Coupés des ressources et des traditions qui sont vitales pour leur bien-être et leur survie, de nombreux peuples autochtones ne sont pas en mesure de jouir pleinement de leurs droits humains. Ils subissent la marginalisation, la pauvreté, la maladie et la violence, et sont parfois menacés d'extinction.

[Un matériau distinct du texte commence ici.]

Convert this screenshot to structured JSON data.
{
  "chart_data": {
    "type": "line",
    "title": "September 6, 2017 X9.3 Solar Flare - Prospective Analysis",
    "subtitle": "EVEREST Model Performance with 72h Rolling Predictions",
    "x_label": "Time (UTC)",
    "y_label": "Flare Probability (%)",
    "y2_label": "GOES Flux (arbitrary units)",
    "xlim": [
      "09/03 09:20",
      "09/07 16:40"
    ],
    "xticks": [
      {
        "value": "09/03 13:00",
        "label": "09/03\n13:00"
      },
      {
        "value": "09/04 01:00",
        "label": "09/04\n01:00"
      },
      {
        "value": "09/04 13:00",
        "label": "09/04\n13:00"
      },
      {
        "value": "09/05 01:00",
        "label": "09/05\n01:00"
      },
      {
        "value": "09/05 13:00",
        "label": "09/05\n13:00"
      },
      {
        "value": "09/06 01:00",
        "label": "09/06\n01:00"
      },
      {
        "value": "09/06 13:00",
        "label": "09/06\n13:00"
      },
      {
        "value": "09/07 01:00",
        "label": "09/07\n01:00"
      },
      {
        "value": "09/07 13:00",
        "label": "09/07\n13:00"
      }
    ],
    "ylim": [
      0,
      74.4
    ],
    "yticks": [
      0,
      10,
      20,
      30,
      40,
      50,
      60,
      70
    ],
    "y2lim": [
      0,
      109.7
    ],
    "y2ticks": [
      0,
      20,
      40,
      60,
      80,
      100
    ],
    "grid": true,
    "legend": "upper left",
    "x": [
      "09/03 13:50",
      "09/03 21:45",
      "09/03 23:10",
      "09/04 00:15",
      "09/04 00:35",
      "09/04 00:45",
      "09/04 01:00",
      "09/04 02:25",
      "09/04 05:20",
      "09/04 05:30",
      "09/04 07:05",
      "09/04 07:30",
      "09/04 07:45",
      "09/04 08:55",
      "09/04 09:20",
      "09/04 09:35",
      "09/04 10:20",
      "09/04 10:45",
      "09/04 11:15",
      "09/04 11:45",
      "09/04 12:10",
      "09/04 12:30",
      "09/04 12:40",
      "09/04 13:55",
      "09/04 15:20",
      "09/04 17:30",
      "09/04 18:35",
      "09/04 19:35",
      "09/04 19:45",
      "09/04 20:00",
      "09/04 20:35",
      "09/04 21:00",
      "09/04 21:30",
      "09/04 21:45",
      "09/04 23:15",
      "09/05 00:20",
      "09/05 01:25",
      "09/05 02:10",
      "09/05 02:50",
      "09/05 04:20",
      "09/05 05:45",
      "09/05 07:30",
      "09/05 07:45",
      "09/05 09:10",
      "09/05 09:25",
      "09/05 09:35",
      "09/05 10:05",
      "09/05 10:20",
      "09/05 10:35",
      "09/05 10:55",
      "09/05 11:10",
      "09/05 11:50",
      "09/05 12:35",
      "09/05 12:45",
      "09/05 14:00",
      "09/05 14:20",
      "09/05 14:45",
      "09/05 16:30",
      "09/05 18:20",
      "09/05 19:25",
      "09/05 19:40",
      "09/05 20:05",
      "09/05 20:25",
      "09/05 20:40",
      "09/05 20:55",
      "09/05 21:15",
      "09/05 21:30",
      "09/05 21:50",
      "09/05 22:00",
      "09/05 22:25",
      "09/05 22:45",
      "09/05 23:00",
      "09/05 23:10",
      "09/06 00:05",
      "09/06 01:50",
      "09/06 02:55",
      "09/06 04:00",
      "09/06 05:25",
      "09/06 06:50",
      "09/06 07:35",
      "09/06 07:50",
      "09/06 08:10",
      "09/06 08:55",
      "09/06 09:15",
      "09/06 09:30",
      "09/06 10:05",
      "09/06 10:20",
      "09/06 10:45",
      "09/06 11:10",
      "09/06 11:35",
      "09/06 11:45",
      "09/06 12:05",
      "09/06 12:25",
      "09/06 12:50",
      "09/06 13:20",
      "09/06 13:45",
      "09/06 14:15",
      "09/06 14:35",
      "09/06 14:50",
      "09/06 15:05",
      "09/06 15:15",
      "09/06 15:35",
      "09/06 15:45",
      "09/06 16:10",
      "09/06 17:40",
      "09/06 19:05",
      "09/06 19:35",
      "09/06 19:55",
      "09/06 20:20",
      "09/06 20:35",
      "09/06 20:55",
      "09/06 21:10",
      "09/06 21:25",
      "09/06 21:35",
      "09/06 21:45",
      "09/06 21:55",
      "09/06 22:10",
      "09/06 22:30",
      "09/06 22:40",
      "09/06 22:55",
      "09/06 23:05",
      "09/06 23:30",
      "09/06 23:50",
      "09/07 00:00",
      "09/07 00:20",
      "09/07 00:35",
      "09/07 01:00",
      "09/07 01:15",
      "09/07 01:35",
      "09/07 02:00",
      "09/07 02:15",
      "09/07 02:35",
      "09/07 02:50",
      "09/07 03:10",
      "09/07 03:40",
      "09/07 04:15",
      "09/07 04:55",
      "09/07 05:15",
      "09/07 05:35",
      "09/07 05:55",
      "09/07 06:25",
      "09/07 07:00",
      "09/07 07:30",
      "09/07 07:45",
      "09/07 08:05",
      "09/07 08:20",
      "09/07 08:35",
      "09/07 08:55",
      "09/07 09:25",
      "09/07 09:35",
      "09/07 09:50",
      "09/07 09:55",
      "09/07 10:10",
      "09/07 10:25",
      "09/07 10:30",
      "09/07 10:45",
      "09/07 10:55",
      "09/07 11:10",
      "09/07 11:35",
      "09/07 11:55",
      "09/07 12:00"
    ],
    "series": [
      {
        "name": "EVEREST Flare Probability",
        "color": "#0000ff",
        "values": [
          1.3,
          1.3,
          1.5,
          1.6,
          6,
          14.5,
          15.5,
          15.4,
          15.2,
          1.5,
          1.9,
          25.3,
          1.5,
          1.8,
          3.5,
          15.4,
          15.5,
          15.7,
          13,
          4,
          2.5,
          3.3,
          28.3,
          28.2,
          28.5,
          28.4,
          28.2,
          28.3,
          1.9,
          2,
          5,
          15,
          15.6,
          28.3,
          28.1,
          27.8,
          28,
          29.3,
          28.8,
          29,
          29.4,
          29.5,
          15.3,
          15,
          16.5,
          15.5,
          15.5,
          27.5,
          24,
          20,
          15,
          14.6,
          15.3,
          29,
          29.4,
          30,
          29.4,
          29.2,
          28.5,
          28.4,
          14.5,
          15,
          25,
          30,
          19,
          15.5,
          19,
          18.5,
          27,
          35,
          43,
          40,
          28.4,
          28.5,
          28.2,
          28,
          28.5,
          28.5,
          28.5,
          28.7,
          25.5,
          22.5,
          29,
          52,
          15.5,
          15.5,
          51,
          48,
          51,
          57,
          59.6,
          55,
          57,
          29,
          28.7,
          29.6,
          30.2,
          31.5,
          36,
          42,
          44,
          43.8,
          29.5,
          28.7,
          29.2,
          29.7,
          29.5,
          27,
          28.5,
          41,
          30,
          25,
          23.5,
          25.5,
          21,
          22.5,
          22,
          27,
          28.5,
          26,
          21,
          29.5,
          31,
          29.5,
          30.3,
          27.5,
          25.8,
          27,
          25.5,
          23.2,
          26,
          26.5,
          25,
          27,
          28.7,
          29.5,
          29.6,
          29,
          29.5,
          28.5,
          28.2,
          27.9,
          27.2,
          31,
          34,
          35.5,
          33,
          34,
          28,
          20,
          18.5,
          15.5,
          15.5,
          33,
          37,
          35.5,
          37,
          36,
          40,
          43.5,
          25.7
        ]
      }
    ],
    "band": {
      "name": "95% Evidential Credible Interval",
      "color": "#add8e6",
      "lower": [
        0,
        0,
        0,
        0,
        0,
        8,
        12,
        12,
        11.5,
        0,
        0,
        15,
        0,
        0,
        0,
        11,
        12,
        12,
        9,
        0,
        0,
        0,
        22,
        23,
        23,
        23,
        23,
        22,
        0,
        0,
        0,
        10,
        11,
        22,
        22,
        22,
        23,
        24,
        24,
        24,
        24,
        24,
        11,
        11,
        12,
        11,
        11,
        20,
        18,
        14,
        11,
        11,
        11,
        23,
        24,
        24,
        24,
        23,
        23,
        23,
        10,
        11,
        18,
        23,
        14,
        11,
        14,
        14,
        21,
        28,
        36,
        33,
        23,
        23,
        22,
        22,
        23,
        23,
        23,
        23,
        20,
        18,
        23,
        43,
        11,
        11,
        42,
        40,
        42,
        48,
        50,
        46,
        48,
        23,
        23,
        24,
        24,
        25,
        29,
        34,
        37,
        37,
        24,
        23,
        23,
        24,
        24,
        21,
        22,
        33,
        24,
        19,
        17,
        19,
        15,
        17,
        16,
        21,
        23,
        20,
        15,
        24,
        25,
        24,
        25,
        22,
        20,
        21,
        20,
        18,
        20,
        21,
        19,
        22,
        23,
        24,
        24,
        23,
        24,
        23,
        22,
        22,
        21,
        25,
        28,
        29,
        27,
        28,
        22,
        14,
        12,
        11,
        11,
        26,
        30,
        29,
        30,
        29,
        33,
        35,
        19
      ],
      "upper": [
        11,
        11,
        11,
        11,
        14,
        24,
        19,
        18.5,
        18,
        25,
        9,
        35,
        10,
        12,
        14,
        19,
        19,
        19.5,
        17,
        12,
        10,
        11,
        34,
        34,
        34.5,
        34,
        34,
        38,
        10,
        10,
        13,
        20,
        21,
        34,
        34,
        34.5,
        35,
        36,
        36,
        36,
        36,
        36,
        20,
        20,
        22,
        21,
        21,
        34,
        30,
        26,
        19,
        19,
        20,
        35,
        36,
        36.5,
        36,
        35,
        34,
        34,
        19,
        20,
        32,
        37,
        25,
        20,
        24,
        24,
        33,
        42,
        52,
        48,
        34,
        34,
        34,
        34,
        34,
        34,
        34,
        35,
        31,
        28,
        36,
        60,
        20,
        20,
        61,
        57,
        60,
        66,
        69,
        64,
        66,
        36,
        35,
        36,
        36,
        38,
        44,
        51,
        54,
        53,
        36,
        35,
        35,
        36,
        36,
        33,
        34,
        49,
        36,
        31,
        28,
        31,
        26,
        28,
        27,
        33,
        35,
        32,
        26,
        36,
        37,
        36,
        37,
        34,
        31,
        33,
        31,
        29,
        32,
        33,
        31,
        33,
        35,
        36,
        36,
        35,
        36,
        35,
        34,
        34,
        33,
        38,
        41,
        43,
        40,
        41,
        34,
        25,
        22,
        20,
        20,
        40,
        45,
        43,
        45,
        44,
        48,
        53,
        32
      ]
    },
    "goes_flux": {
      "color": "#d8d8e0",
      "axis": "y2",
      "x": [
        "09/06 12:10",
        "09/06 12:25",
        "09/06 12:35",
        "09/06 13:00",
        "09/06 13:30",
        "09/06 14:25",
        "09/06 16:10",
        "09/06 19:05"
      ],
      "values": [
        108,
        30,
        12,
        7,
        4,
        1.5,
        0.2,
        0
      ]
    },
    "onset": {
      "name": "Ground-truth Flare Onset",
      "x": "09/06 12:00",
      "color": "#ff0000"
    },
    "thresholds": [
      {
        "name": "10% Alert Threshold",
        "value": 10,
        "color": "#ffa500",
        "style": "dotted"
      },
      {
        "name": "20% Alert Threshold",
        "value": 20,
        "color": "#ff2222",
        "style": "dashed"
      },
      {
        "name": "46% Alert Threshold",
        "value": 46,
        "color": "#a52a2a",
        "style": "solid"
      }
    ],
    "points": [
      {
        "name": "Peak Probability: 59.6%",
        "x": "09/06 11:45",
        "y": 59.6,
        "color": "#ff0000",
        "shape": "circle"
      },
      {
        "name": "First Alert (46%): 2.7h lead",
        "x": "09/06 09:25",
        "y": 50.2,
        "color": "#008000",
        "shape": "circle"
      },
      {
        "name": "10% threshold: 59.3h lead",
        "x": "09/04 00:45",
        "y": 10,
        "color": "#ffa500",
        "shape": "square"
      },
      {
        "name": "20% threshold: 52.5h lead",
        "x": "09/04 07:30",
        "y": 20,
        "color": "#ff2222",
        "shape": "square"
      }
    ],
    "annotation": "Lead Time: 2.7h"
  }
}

Ce que demande Amnesty International

Les gouvernements doivent mettre en œuvre des lois et des politiques qui permettront de faire appliquer la Déclaration des Nations unies sur les droits des peuples autochtones, notamment en ce qui concerne :

• le fait que les peuples autochtones doivent avoir leur mot à dire dans les décisions qui affectent leur vie ;
• la préservation de leur identité culturelle ;
• la possibilité de vivre à l’abri des discriminations et des menaces de génocide ;
• un accès protégé aux terres et aux ressources naturelles qui sont essentielles pour leur bien-être et leur mode de vie.

En savoir plus

Les peuples autochtones sont en butte à une discrimination et à une marginalisation très fortes. À travers les Amériques, en comparaison avec les autres citoyens, les femmes et les hommes autochtones sont fréquemment moins bien payés, ont un niveau d’éducation inférieur et une espérance de vie plus courte. Au niveau mondial, les peuples autochtones souffrent de taux plus élevés de pauvreté, d’absence de terres, de malnutrition et de déplacement à l’intérieur de leur pays, présentent un degré inférieur d’alphabétisation et ont difficilement accès aux services de santé.

Les femmes autochtones se heurtent à de multiples formes de discrimination, en raison de leur culture, de leur classe sociale et de leur sexe. Du fait de cette discrimination, elles ont plus de risques de mourir en couches et sont la cible de violations des droits humains imputables aux autorités et à des membres d’autres communautés. Au Pérou, plus de 2 000 femmes indigènes, pauvres, paysannes, ont été stérilisées sur ordre des autorités publiques dans les années 1990, sans leur consentement total et éclairé. Le 22 janvier 2014, le procureur général de Lima a classé l’affaire. La justice leur a tout simplement été refusée.

La violence au sein du foyer est un fléau qui touche toutes les communautés. Mais lorsque leur mode de vie traditionnel est perturbé, les femmes autochtones risquent de perdre leur statut social, et la frustration, qui résulte de la discrimination raciale et sexuelle touchant l’ensemble de la communauté, s’invite dans leur foyer sous forme de violences.

Ces phénomènes de discrimination, de marginalisation et de violence touchent le monde entier. Depuis l’Afrique australe, où de nombreux obstacles empêchent les enfants des peuples san et ovahimba, et d’autres peuples autochtones, d’être scolarisés, jusqu’en Asie du Sud-Est, où la majorité des femmes et des jeunes filles victimes de la traite entre les frontières des différents États sont issues de communautés autochtones.

Repères

370M

370 millions de personnes dans plus de 70 pays du globe se considèrent comme membres de peuples autochtones.

5 000

Il existe au moins 5 000 peuples autochtones différents de par le monde.

1/3

Dans le monde, les populations autochtones représentent un tiers des 900 millions de personnes extrêmement pauvres vivant en zone rurale.

70%

Les populations autochtones sont réparties dans toutes les régions du globe, mais 70% d’entre elles vivent en Asie.